I wanted more than just the nights, I’ll admit freely to that, but not enough to risk losing what I had. I was like the wife in “Bluebeard,” except I refused to allow my curiosity to turn the key in the forbidden door. I could have followed her, but I didn’t. And not just because I was afraid of her vanishing on me. It was because she trusted me not to.
We made love three times, all told, every time in that old sleeping bag of hers, each time in a different place, each morning I woke alone. I’d bring back her sleeping bag when we met that night and she’d smile to see its bulk rolled under my arm.
The morning after the first time, I realized that I was changing; that she was changing me. It wasn’t by anything she said or did, or rather it wasn’t that she was making me change, but that our relationship was stealing away that sense of distancing I had carried with me through my life.

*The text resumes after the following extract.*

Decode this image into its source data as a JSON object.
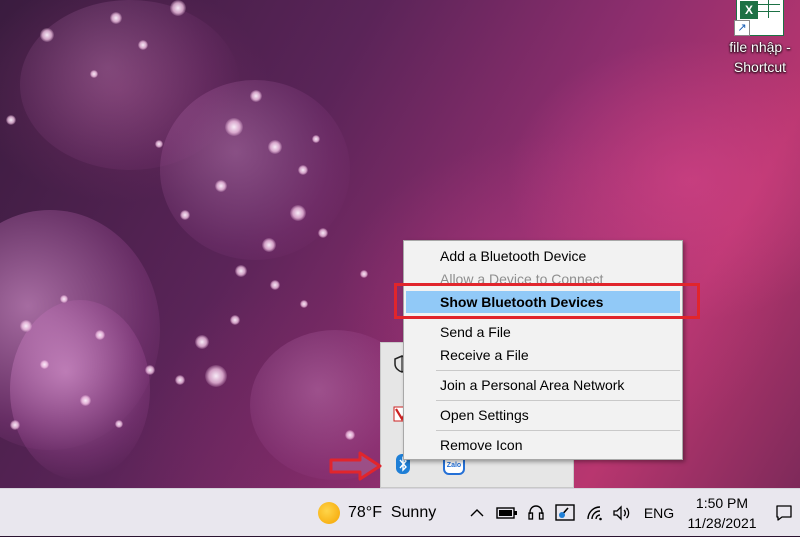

And she was changing, too. She still wore her jeans and leather jacket most of the time, but sometimes she appeared wearing a short dress under the jacket, warm leggings, small trim shoes instead of her boots. Her face kept its character, but the tension wasn’t so noticeable anymore, the toughness had softened.
I’d been open with her from the very first night, more open than I’d ever been with friends I’d known for years. And that remained. But now it was starting to spill over to my other relationships. I found my brother and my friends were more comfortable with me, and I with them. None of them knew about Tally; so far as they knew I was still prowling the nocturnal streets of the city in search of inspiration.
They didn’t know that I wasn’t writing, though Professor Dapple guessed.
I suppose it was because he always read my manuscripts before I sent them off. We had the same interests in the odd and the curious—it was what had drawn us together long before Jilly became his student, before he retired from the university. Everybody still thought of him as the Professor; it was hard not to.
He was a tiny wizened man with a shock of frizzy white hair and gasses who delighted in long conversations conducted over tea, or if the hour was appropriate, a good Irish whisky. At least once every couple of weeks the two of us would sit in his cozy study, he reading one of my stories while I read his latest article before it was sent off to some journal or other. When the third visit went by in which I didn’t have a manuscript in hand, he finally broached the subject. “You seem happy these days, Christy.”
“I am.”
He’d smiled. “So is it true what they say—an artist must suffer to produce good work?”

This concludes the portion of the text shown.